Q: What does your research or portfolio currently focus on?
A: We are improving the stiffness and strength of natural fibers that are extracted from plants for subsequent incorporation in structural composites. Today, the vast majority of fibers used for this purpose are made from either glass or carbon fiber. Those materials require high energy content to make into fibers and therefore are CO2 positive. The fibers we are exploring are flax, hemp and bamboo which by their very nature are CO2 negative since the plants absorb CO2 to grow.
Q: What challenges or opportunities is your work trying to address scaling and commercializing carbon management technology and approaches?

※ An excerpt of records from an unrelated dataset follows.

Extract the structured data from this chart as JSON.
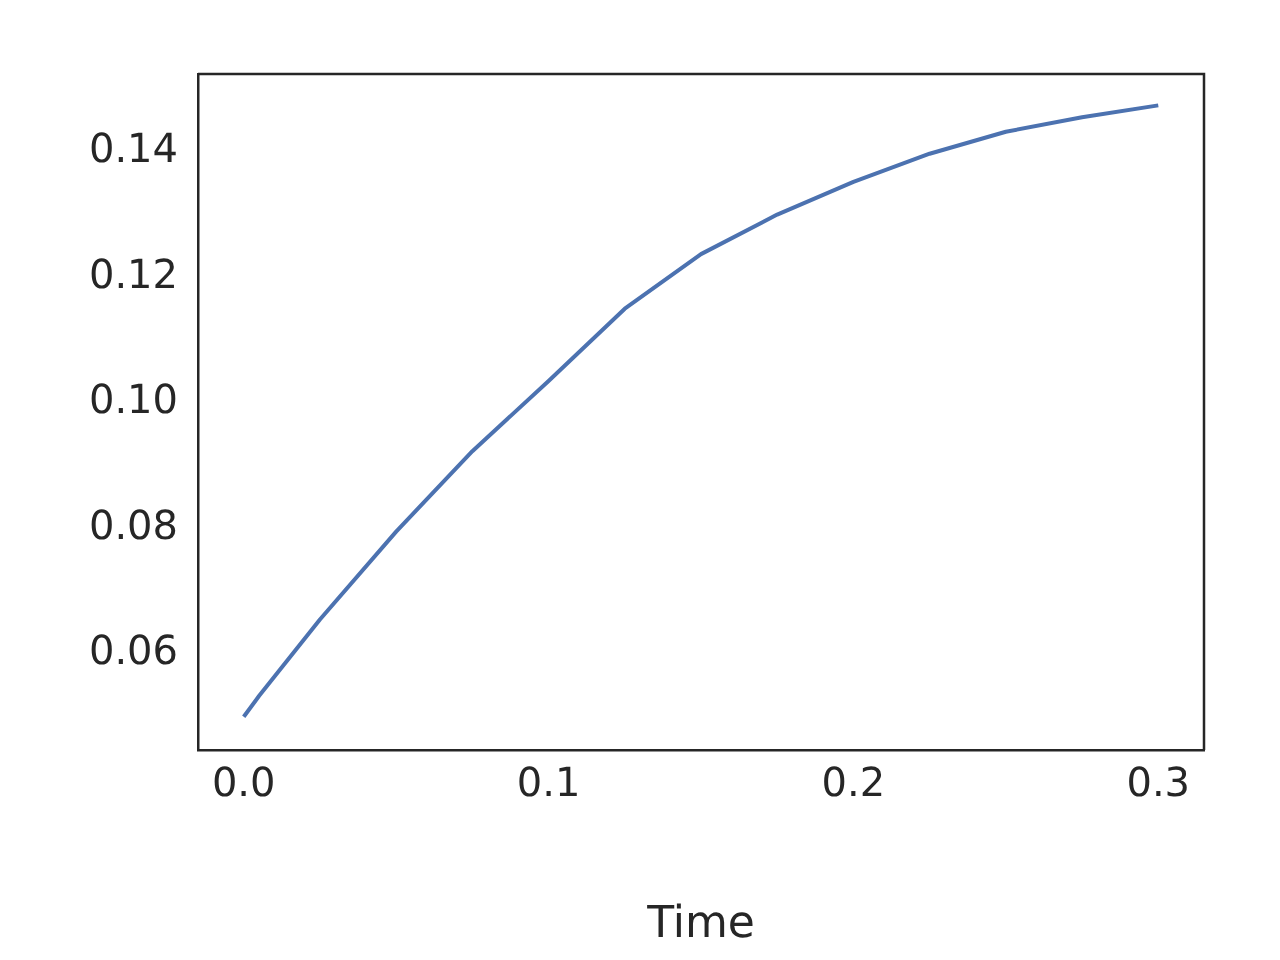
{
  "chart_data": {
    "type": "line",
    "xlabel": "Time",
    "x": [
      0,
      0.005,
      0.025,
      0.05,
      0.075,
      0.1,
      0.125,
      0.15,
      0.175,
      0.2,
      0.225,
      0.25,
      0.275,
      0.3
    ],
    "series": [
      {
        "color": "#4c72b0",
        "values": [
          0.05,
          0.0533,
          0.0655,
          0.0795,
          0.0923,
          0.1035,
          0.115,
          0.1237,
          0.13,
          0.1352,
          0.1397,
          0.1432,
          0.1455,
          0.1474
        ]
      }
    ],
    "xlim": [
      -0.015,
      0.315
    ],
    "xticks": [
      {
        "value": 0,
        "label": "0.0"
      },
      0.1,
      0.2,
      0.3
    ],
    "ylim": [
      0.0447,
      0.1524
    ],
    "yticks": [
      {
        "value": 0.06,
        "label": "0.06"
      },
      {
        "value": 0.08,
        "label": "0.08"
      },
      {
        "value": 0.1,
        "label": "0.10"
      },
      {
        "value": 0.12,
        "label": "0.12"
      },
      {
        "value": 0.14,
        "label": "0.14"
      }
    ],
    "grid": false,
    "legend": false,
    "marker": "none",
    "line_style": "solid"
  }
}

A: The research challenge is to improve the mechanical properties of the natural fibers to be competitive for industrial applications. To achieve this we are researching methods of incorporating strengthening materials during both the growth and harvesting of the plants. One of the key challenges is finding an approach that can overcome the inherent variability created by nature in the plants. The goal is to obtain the property improvements while maintaining the cost advantage of the natural fibers.
Q: What real world application or sector(s) do you see your research having the most impact on?
A: Composites offer the ability to produce engineered materials that are stronger and lighter than monolithic materials. This can lead to significant weight reduction in the structural components. Moving goods and people on land, sea and air can benefit from improved fuel economy resulting from weight reduction. For example, a 10% reduction in the weight of automobile results in 6% fuel economy improvement. Using natural fiber composites to obtain the weight reduction not only reduces CO2 by incorporating it during growth of the plants but also reduces the emissions of the vehicle making it highly CO2 negative.
Q: How do students react to your work or this climate mitigation approach in general?
A: Since starting the project, a number of undergraduate and graduate students have approached us to work on the project and we have engaged some of them already. The opportunity to perform research on an environmentally friendly project with real world applications is very attractive.
Q: What advice do you have for technologists or entrepreneurs starting off in this field?
A: The Global CO2 Initiative has established key guidelines for which projects should be supported. First is a life cycle assessment of whether the new technology will truly result in CO2 reduction. Second is a detailed techno-economic assessment of the financial viability of the approach. These two analyses are key for anyone looking to develop and commercialize a new technology in this field.